You might want to pencil in some edits to your textbook's chapter on Russia.

This is from The Washington Post Opinion section.

Is Russia all out of oligarchs? It says it is.
Newly announced U.S. sanctions on Russia aim to target not only its political elite but also its financial elite: the “oligarchs.”

“Russian oligarchs and elites who profit from this corrupt system will no longer be insulated from the consequences of their government’s destabilizing activities,” Treasury Secretary Steven Mnuchin said…

But what if Russia doesn't have oligarchs? That may seem like a radical position, but that's the apparent stance of the Russian government.

“There are no oligarchs in Russia,” Kremlin spokesman Dmitry Peskov told reporters… The term that the Russian presidential spokesman said he would prefer was “representatives of big business.” …

Such remarks may cause many in the West to scoff, but there is a kernel of truth to the idea. The term “oligarch” first came to be used in Russian politics in the 1990s, when enterprising but often corrupt Russian businessmen used a chaotic period of privatization after the collapse of the Soviet Union to acquire vast fortunes. With their wealth, these business executives gained serious political influence in Russia's fledgling democracy.

As David Hoffman, former Moscow correspondent for The Washington Post, put it in his 2001 book on these men, “as their power grew, the tycoons became known as simply the oligarchs, the men who owned and ruled the new Russia.”

But times change. After Vladimir Putin came to power… he took to dismantling the power of the oligarchs — using the power of the state to go after the business executives who had used their companies to influence the state. It was one of the major policy threads during the first period of Putin's rule and was largely popular with the Russian public, which was sick of billionaires influencing politics.

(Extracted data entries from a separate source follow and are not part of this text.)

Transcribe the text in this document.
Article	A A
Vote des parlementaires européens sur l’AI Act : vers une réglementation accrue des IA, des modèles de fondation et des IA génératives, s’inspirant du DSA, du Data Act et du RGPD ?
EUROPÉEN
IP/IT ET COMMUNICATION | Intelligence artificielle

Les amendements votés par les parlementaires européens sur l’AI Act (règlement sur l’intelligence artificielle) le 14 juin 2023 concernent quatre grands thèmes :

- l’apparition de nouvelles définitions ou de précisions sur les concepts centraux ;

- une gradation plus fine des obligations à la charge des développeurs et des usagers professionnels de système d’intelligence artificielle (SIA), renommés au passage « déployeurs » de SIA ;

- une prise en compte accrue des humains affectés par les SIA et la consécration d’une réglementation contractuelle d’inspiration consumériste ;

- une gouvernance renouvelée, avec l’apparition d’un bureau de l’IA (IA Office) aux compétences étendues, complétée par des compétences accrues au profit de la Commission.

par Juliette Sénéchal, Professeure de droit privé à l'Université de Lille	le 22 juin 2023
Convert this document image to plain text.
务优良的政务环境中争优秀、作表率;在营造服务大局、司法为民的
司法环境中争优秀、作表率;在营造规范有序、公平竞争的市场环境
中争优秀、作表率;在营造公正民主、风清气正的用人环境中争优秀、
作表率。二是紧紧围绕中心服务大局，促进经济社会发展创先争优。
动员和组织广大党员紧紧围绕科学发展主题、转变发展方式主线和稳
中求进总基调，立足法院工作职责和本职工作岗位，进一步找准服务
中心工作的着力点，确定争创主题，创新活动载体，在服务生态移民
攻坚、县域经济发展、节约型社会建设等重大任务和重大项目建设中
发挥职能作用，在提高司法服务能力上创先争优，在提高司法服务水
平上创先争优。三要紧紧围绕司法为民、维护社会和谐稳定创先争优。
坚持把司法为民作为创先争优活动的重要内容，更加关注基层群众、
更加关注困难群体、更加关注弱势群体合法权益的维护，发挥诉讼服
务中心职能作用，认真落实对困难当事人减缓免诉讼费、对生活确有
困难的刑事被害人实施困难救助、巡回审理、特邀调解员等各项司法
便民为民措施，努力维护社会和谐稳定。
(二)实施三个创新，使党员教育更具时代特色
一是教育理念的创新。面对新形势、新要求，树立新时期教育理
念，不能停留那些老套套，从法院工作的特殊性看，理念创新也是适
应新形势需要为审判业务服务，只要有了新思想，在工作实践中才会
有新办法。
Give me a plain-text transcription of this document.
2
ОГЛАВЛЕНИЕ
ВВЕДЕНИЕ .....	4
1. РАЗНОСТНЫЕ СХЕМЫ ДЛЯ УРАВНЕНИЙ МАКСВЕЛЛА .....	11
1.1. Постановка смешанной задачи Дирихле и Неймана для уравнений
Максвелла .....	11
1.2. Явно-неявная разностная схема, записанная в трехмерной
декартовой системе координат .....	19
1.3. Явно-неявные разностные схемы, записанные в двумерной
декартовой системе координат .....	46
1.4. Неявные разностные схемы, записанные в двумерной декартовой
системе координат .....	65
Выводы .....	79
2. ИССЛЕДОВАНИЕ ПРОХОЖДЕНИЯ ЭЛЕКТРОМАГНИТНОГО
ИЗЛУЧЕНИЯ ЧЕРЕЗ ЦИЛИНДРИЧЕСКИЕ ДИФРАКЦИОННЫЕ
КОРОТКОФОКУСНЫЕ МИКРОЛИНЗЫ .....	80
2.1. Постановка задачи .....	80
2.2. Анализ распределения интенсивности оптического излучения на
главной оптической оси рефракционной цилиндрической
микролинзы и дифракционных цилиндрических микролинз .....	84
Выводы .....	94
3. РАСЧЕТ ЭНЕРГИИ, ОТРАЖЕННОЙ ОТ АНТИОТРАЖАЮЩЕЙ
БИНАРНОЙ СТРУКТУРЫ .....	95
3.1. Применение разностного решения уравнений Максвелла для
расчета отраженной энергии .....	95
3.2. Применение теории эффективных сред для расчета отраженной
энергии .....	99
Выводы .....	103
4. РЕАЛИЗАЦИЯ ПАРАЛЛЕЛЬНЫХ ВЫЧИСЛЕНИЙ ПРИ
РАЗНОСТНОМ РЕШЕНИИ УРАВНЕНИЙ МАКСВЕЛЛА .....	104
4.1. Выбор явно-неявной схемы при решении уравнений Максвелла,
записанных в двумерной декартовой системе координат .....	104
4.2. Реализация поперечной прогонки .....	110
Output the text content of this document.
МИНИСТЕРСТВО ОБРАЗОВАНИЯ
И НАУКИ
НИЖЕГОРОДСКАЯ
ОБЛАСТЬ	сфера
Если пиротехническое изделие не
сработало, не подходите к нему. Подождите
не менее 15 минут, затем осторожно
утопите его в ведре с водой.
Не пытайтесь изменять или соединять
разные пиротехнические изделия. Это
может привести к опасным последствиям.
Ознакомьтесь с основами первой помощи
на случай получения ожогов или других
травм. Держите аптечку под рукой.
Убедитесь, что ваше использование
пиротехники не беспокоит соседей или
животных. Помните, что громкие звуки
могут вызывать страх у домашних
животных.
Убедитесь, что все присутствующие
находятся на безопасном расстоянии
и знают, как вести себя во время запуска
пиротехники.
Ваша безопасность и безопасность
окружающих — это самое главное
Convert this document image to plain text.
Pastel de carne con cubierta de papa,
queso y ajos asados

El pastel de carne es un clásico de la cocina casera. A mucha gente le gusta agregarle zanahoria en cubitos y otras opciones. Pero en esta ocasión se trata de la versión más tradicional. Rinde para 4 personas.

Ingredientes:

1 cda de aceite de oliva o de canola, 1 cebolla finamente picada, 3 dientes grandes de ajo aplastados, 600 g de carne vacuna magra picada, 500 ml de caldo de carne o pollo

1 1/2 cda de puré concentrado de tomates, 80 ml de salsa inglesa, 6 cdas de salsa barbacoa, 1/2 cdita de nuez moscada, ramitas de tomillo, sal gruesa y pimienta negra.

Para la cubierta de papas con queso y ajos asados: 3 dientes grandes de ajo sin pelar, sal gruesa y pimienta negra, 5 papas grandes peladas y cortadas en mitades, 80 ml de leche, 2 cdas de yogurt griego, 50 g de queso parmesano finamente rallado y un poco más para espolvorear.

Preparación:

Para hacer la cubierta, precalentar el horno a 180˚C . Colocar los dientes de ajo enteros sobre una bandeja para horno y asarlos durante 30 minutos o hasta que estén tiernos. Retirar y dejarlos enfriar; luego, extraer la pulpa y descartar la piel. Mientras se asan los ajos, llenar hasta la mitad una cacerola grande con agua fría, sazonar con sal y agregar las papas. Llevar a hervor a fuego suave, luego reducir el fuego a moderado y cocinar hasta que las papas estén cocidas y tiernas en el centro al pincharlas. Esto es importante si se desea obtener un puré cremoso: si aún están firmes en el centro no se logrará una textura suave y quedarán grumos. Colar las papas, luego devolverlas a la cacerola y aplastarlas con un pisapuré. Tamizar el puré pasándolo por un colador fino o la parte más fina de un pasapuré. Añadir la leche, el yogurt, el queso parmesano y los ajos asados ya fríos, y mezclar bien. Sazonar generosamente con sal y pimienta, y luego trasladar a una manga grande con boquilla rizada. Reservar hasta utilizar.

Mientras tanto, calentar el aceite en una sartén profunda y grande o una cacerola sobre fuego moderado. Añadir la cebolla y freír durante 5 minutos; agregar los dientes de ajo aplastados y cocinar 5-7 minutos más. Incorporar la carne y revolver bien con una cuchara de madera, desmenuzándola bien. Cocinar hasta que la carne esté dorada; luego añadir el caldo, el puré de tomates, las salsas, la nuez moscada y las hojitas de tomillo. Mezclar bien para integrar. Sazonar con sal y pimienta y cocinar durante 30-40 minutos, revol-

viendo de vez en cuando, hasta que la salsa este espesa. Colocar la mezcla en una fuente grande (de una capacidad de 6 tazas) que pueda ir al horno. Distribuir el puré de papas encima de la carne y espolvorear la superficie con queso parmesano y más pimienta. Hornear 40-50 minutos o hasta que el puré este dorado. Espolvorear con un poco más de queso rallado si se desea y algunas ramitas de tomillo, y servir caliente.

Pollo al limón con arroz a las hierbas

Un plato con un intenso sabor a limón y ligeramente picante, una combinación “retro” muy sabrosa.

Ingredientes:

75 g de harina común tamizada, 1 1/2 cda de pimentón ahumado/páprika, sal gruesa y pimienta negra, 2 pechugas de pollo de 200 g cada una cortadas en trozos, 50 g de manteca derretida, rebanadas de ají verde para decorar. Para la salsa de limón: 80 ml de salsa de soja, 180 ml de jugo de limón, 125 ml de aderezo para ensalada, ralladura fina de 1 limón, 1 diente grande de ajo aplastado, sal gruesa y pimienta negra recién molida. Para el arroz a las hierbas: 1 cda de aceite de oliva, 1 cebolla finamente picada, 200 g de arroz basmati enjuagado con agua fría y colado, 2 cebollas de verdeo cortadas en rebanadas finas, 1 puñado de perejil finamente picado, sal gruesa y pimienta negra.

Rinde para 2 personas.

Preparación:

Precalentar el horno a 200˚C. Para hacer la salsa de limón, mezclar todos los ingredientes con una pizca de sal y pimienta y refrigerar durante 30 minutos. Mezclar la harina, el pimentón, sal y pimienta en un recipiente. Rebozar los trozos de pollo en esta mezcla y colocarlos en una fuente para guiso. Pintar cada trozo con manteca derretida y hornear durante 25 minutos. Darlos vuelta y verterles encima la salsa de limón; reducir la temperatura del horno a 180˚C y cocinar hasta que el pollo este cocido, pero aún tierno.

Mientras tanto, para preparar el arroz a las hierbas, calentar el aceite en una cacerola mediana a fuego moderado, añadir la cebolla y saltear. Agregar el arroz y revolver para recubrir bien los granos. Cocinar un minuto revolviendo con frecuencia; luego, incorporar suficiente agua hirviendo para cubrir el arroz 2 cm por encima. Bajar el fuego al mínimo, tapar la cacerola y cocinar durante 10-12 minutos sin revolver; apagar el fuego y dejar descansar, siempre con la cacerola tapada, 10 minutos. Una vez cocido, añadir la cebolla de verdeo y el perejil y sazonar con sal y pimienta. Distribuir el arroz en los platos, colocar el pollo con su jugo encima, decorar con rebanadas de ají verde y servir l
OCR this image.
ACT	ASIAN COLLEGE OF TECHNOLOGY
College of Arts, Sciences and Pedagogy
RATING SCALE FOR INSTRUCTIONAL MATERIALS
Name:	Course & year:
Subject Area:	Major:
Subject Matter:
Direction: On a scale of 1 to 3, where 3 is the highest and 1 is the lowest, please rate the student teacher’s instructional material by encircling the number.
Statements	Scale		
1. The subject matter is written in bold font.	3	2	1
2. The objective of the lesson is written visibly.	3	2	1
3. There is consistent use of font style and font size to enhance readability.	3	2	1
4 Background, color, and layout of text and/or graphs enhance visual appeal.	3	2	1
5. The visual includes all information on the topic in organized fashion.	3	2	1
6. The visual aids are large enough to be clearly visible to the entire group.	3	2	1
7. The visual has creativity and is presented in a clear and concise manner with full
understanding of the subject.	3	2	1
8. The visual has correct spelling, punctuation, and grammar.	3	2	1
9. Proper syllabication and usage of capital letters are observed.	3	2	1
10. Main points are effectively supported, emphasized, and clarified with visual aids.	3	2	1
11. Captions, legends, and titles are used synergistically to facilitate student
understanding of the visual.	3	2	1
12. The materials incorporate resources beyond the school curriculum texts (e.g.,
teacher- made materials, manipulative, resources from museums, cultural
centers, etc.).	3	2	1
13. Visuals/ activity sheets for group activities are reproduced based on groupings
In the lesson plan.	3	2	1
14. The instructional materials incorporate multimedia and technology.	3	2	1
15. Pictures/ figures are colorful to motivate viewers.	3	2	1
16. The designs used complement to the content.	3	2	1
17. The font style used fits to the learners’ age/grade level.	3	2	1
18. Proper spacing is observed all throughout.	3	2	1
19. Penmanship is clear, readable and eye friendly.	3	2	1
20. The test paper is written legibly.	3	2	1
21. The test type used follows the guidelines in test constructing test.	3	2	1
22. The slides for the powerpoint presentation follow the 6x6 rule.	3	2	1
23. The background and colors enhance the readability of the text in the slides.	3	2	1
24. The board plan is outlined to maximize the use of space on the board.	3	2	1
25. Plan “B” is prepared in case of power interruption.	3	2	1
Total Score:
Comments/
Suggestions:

Most of the six tycoons whom Hoffman profiled in his book “The Oligarchs” are no longer in positions of political power. Some ended up stuck in lengthy legal disputes with the Russian state: Mikhail Khodorkovsky, perhaps the most famous of all oligarchs, spent 10 years in prison before being released in 2013. Another, Boris Berezovsky, ended up in exile before dying in England in 2013 in unclear circumstances.

Chubias
Of the six, Anatoly Chubais remains closest to the Kremlin as head of the Russian state nanotechnology company Rusnano. However, when the United States issued a list of politicians and business leaders linked to the Russian president in January, Chubais was not included. In response, he issued a mock apology on Facebook for failing his nation…

Of the seven business executives listed, Viktor Vekselberg is probably the wealthiest… with a net worth of $14.5 billion.

Other notable names include Kirill Shamalov, another major player in Russia's energy sector who is also reported to be Putin's son-in-law, and Oleg Deripaska, an aluminum magnate with alleged ties to President Trump's former campaign chairman, Paul Manafort.

These men are wealthy, yes, and powerful, but they do not hold the same position as the oligarchs of the 1990s. The first generation of Russia's tycoons not only drew their wealth largely from the state, but they were also able to influence the state dramatically, even using their vast power to save Russian President Boris Yeltsin during his flailing 1996 reelection campaign.

In modern Russia, wealthy business executives hold much less influence over the state: They own Russia, but they do not rule it. In fact, they are well aware that their own fortunes can be taken away by the state with little notice. Just last week, construction tycoon Ziyavudin Magomedov — whose estimated net worth is $1.4 billion — was arrested on embezzlement charges in a move many saw as a result of political infighting…

In modern Russia, wealthy business executives hold much less influence over the state: They own Russia, but they do not rule it. In fact, they are well aware that their own fortunes can be taken away by the state with little notice. Just last week, construction tycoon Ziyavudin Magomedov — whose estimated net worth is $1.4 billion — was arrested on embezzlement charges in a move many saw as a result of political infighting.

Indeed, some analysts argue that sanctioning Russian business executives helps the Kremlin control them. Dmitri Trenin, director of the Carnegie Moscow Center, wrote on Twitter that the U.S. sanctions could result in a “win-win” situation for Washington and Moscow. The Trump administration gets to say it is striking a blow at the Putin regime, Trenin wrote, but “Putin sees his hand strengthened in his effort to 'nationalize' the Russian elites.”